Small band of nuns 130 years ago changed our region forever
IT would have been impossible to imagine 120 years ago the impact the arrival of 30 young Irish nuns would have on the Northern Rivers.
The group of Presentation Sisters, all aged in their 30s, had left Ireland at the request of the then Bishop of Armidale, Dr Torreggiani, to start the first regional Catholic school on the Australian mainland in Lismore.
The sisters started St Mary's and, a few weeks later, the St Carthage's primary school, ultimately spreading to start schools at Murwillumbah, Ballina, Tweed Heads and Bellingen.
On August 15, 2006, the current incarnation of St Mary's Trinity Catholic College Lismore, which combines the original school with St Joseph's, started by the Marist Brothers 25 years later, celebrated the original school's 120th birthday.
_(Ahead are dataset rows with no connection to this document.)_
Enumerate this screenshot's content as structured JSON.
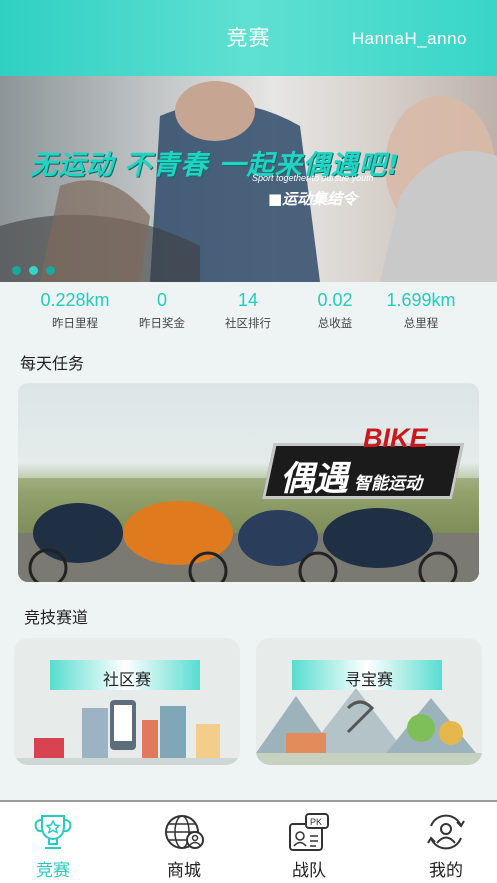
{
  "header": {
    "title": "竞赛",
    "username": "HannaH_anno"
  },
  "banner": {
    "slogan": "无运动 不青春 一起来偶遇吧!",
    "subtitle": "Sport together to pursue youth",
    "tag": "■运动集结令",
    "carousel_dots": 3,
    "active_dot": 1
  },
  "stats": [
    {
      "value": "0.228km",
      "label": "昨日里程"
    },
    {
      "value": "0",
      "label": "昨日奖金"
    },
    {
      "value": "14",
      "label": "社区排行"
    },
    {
      "value": "0.02",
      "label": "总收益"
    },
    {
      "value": "1.699km",
      "label": "总里程"
    }
  ],
  "daily_task": {
    "title": "每天任务",
    "promo_word": "BIKE",
    "promo_main": "偶遇",
    "promo_sub": "智能运动"
  },
  "tracks": {
    "title": "竞技赛道",
    "items": [
      {
        "label": "社区赛"
      },
      {
        "label": "寻宝赛"
      }
    ]
  },
  "nav": {
    "items": [
      {
        "label": "竞赛",
        "icon": "trophy-icon",
        "active": true
      },
      {
        "label": "商城",
        "icon": "globe-shop-icon",
        "active": false
      },
      {
        "label": "战队",
        "icon": "team-pk-icon",
        "active": false
      },
      {
        "label": "我的",
        "icon": "profile-icon",
        "active": false
      }
    ],
    "pk_badge": "PK"
  },
  "colors": {
    "accent": "#2ccabd",
    "header": "#3fd6c9"
  }
}
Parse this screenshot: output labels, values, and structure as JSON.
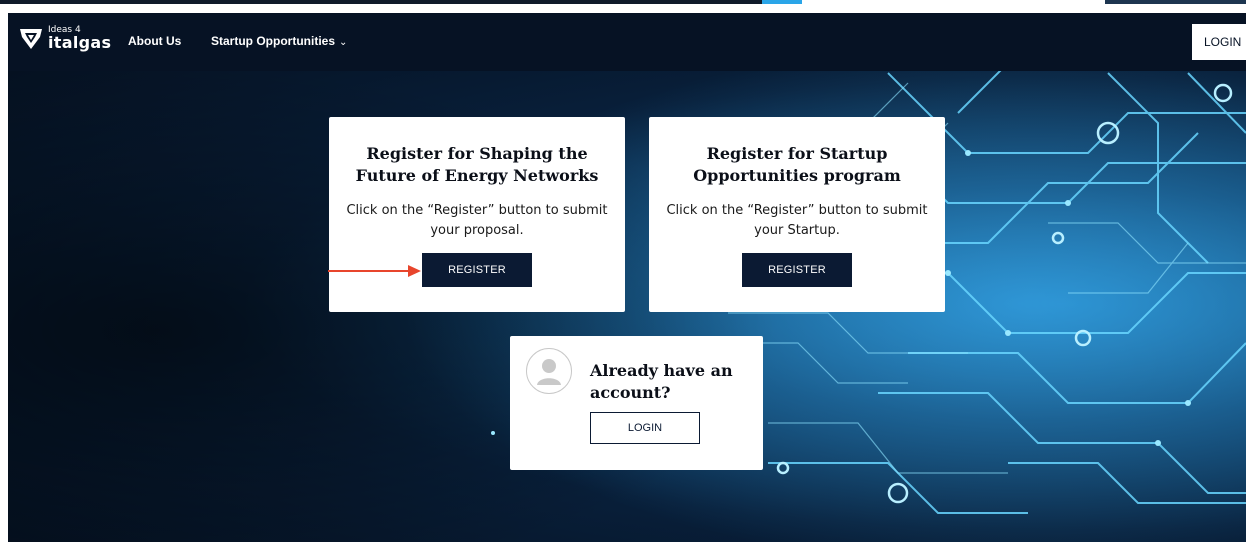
{
  "brand": {
    "logo_small": "Ideas 4",
    "logo_main": "italgas"
  },
  "nav": {
    "about": "About Us",
    "startup": "Startup Opportunities",
    "startup_caret": "⌄",
    "login": "LOGIN"
  },
  "cards": [
    {
      "title": "Register for Shaping the Future of Energy Networks",
      "description": "Click on the “Register” button to submit your proposal.",
      "button": "REGISTER"
    },
    {
      "title": "Register for Startup Opportunities program",
      "description": "Click on the “Register” button to submit your Startup.",
      "button": "REGISTER"
    }
  ],
  "account": {
    "title": "Already have an account?",
    "button": "LOGIN"
  },
  "colors": {
    "navbar": "#061224",
    "button_dark": "#0b1a33",
    "arrow": "#e8452c",
    "circuit_glow": "#5fd4ff"
  }
}
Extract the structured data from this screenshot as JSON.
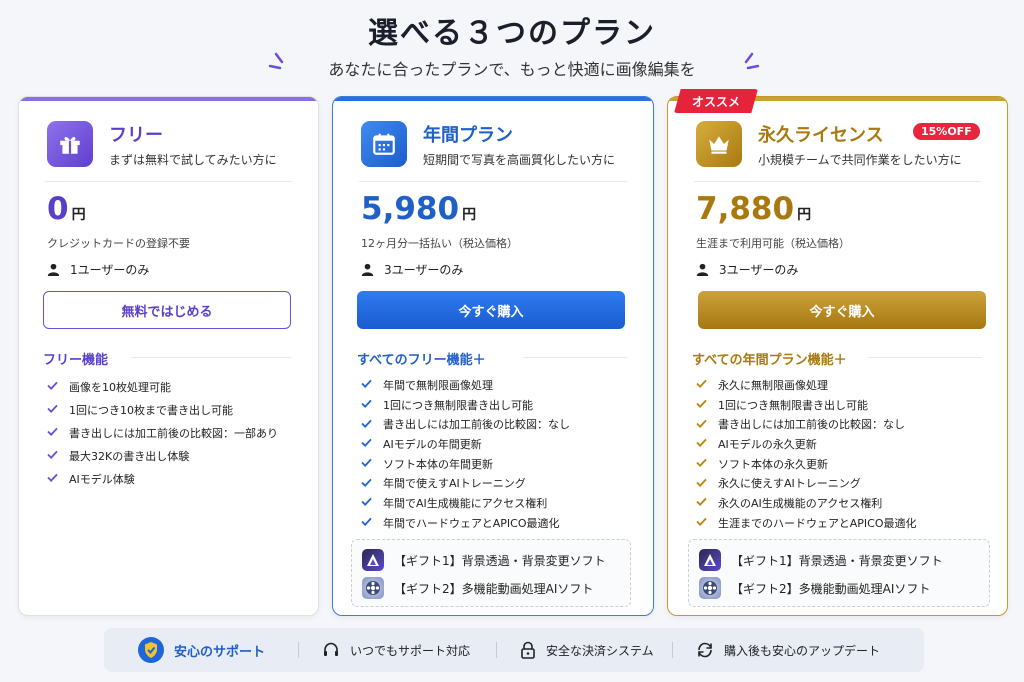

The school launched its celebration with a Mass and the unveiling of a written blessing from Pope Benedict XVI, followed by birthday cake and a daylong party.
Presentation Sisters congregational leader Sue Richardson said the anniversary was important for her fellow sisters.
Sr Richardson said young Presentation Sisters continued coming to Lismore from Ireland up until the 1940s, despite the fact that many, especially in the early years, were never able to return home.
St Mary's and St Joseph's officially combined to form Trinity in 1985; a move principal Brother Peter said was helped by the similarity in the sisters' and brothers' calling to teaching, which centred on helping people who otherwise had little or no access to education.
The Marist Brothers formed in France after the French Revolution, which left many rural areas in ruin and without schools. The Presentation Sisters formed in Ireland after Britain outlawed education for Catholics and they held classes in secret.